Social Network Analysis, Metadata and Business Intelligence: Paul Revere’s Ride Revisited
Originally published March 18, 2014
“One if by land, two if by sea.” Every child in this country eventually comes across this phrase that shines as brightly in American history as the lantern light from the North Church tower that it refers to. Henry Wadsworth Longfellow immortalized Paul Revere’s Ride in his famous poem, but now Ed Snowden’s leaks about the NSA data collection methods and the debate that it sparked has also brought about an interesting series of attempts to revisit Paul Revere, the man, the ride and the events around it, and use them as a learning scenario for the present.
“I have been asked by my superiors to give a brief demonstration of the surprising effectiveness of even the simplest techniques of the new-fangled Social Networke Analysis in the pursuit of those who would seek to undermine the liberty enjoyed by His Majesty’s subjects.”Using the work of Brandeis historian David Hackett Fischer, who had studied the historical event, as well as Paul Revere himself and his affiliations, in extensive detail, Healy developed some adjacency matrices based on the people Revere knew and the clubs or groups to which he belonged. (In a somewhat cute sideline, the mock report in the blog post credits “information gathered by our field agent, David Hackett Fischer,” whom it calls “…an expert and respected field Agent with a broad and deep knowledge of the colonies.”)
It identifies several key clubs or associations of dubious loyalty to the Crown remarking, tongue-in-cheek, “these organizational names sound rather belligerent.” The groupings are: the St. Andrews Lodge, the Loyal Nine, the North Caucus, the Long Room Club, the Tea Party, the Boston Committee and the London Enemies List. Healy then maps memberships and relationships of individuals and organizations creating both a “Person by Groups” and a “Groups by People” table. Using fairly standard SNA techniques – link analysis and centrality measures – he can rate some of the key members of the network. Guess who appears at the top of the list? None other than Paul Revere. He is at the top or among the top five in “betweenness centrality, eigenvector centrality and Bonacich Power Centrality” scores.

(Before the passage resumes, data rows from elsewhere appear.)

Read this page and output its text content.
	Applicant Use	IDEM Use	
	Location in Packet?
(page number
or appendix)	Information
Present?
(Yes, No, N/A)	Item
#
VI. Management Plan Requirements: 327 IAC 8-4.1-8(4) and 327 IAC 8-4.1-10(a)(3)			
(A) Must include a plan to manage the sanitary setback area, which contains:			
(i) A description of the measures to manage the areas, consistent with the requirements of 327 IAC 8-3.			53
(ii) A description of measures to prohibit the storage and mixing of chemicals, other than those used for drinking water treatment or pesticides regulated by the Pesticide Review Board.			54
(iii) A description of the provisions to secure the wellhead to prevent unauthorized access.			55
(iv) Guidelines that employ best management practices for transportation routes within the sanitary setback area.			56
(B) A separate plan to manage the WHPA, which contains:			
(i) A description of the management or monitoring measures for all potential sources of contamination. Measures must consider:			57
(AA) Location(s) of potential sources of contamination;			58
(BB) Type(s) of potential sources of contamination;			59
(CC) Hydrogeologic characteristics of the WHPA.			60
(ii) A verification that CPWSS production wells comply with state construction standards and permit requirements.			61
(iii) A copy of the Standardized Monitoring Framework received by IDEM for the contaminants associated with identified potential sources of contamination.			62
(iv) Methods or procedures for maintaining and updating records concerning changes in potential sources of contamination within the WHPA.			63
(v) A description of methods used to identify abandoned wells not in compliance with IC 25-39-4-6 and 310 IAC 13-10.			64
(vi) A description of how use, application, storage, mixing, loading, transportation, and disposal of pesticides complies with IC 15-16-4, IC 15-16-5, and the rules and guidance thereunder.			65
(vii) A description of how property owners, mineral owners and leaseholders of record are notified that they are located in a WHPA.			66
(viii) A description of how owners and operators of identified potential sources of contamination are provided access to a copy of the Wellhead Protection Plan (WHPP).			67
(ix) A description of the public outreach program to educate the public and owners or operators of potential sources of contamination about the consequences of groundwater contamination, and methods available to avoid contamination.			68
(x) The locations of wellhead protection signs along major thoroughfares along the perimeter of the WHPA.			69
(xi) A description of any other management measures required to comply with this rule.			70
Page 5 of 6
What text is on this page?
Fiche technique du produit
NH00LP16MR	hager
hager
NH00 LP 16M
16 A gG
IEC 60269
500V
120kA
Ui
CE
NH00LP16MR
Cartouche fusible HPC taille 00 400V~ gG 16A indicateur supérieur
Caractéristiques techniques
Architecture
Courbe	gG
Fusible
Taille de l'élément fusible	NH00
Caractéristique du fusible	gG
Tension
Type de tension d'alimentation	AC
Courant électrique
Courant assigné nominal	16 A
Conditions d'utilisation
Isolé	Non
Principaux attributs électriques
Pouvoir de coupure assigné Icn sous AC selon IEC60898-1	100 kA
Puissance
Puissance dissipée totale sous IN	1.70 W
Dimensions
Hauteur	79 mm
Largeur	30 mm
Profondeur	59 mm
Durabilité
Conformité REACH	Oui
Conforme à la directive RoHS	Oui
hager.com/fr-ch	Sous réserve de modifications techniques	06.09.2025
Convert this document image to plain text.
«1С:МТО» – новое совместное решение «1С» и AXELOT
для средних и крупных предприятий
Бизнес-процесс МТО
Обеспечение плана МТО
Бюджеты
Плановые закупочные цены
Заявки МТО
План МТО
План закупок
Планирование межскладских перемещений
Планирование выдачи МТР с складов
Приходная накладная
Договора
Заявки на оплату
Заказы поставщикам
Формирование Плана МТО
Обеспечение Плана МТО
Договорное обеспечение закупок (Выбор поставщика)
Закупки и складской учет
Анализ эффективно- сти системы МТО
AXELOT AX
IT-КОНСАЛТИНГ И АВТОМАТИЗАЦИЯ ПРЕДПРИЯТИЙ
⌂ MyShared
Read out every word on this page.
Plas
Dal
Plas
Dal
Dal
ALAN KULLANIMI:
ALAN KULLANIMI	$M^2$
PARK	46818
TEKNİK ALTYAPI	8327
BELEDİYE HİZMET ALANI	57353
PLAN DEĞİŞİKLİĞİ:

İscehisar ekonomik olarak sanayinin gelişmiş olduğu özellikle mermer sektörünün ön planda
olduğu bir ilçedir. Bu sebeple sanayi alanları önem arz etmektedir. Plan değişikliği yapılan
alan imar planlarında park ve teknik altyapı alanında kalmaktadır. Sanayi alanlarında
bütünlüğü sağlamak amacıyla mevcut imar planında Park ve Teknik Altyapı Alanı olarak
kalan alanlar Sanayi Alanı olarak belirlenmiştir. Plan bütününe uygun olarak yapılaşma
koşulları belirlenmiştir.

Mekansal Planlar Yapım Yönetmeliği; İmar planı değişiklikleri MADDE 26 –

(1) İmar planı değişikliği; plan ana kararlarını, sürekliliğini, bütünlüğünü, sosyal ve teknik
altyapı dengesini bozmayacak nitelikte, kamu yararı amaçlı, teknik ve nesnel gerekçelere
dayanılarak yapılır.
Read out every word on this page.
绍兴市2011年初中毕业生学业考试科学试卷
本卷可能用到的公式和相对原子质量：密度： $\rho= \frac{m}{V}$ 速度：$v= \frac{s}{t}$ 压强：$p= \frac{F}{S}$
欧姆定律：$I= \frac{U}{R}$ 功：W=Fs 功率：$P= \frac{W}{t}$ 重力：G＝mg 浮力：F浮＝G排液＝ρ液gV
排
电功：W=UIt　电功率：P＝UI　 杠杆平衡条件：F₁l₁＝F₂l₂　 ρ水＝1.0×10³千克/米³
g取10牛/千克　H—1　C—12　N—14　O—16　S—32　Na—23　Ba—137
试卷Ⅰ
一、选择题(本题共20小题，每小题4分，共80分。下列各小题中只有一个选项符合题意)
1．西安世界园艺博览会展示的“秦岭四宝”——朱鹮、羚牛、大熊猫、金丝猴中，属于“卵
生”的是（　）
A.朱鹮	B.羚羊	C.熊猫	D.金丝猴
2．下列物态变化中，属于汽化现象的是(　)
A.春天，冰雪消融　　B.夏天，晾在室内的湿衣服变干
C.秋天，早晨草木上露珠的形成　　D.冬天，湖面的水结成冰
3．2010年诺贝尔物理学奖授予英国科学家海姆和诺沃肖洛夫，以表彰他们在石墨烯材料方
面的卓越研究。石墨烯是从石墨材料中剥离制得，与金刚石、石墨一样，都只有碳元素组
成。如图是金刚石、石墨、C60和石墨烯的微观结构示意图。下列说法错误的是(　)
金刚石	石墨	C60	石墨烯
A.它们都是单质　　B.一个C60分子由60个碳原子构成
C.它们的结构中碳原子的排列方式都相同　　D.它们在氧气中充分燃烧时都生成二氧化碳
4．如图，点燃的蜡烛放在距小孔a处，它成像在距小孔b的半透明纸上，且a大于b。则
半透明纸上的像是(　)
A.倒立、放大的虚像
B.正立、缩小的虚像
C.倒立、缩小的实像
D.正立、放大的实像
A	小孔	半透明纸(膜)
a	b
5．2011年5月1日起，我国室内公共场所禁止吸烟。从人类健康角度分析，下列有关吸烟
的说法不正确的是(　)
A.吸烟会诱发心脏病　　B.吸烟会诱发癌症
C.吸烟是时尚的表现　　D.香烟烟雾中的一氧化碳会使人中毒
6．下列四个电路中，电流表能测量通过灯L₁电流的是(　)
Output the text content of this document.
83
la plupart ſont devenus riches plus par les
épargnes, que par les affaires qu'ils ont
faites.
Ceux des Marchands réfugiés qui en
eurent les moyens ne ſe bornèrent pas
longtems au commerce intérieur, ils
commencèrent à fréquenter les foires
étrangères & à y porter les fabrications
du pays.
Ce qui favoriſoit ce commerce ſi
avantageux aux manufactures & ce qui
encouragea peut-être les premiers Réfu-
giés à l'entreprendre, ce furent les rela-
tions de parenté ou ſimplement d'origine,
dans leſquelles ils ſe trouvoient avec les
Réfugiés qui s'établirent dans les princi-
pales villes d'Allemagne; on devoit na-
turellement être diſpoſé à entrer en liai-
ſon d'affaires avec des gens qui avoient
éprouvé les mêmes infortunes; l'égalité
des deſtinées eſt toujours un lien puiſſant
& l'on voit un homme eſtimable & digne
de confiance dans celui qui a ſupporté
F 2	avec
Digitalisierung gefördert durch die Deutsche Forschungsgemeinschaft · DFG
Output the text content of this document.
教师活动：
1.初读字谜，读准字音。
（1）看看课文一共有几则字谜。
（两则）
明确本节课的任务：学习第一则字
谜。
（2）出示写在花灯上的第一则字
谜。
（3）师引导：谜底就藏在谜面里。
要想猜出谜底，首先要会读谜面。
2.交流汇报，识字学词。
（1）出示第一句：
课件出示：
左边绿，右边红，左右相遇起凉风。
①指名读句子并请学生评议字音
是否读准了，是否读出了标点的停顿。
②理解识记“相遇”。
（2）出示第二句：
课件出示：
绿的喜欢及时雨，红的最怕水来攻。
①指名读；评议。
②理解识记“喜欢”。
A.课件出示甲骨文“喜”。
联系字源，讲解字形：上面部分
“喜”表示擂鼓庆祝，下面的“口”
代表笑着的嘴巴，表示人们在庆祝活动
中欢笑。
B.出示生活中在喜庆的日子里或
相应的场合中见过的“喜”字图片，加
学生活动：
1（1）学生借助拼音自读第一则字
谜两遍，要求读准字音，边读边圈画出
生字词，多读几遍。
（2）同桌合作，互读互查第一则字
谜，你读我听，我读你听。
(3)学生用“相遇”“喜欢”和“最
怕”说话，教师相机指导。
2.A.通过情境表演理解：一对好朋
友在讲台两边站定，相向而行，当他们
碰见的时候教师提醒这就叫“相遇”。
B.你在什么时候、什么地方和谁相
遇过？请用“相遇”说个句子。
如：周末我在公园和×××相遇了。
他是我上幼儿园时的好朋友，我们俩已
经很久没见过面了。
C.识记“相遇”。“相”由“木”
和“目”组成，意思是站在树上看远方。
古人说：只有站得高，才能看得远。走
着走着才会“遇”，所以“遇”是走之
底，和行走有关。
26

In fact, in an interview (see Paul Revere’s Ride, Booknotes, July 17, 1994), Fischer himself makes the case that the importance of Paul Revere went substantially beyond his ride.
“We found 60 other riders who were out that same night, and it seemed that, far from detracting from Paul Revere, they actually made his role more important in that he was more than just a messenger, he was an organizer. He was a man who would get things done. He was a great joiner. He was an associating man. Everybody seemed to know him.”Of course, this whole exercise was motivated by the Snowden/NSA incident and debate. The many allusions in Healy’s post to the fact that “only metadata” was being used or that the presenter of the report to Parliament worked for the “Royal Security Administration (RSA)” were clearly intended to generate additional debate over that incident. Especially when you move to the next logical step, which Healy does not in his post, but Osterholz did at the ACT-IAC ELC: Now that we know that Paul Revere is a key player in a group of likely “conspirators and traitors,” what do we do about it?
This is the crux, of course, because if you were a revisionist historian at Oxford currently studying that period, it might make interesting speculation to suggest that Paul Revere should have been “neutralized” based on the data. This would sound horrendous to Americans today who still bask in the epic history of the Revolutionary War, where a band of upstart colonists and their ragtag army eventually beat the world’s dominant power…albeit with some help from the French.
At the end of his post, Healy is correct in drawing attention to the potential problem of false positives. “I admit,” he avers, “that, in addition to the possibilities for finding something interesting, there may also be the prospect of discovering suggestive but ultimately incorrect or misleading patterns.” And the consequence of a “neutralization” campaign, where the possibility of a false-positive is not negligible, is a big price to pay to in a society where, theoretically, a person is innocent until found guilty.
In all, this is a rather interesting way of eliciting discussion and transparency on the use of business intelligence techniques on these issues.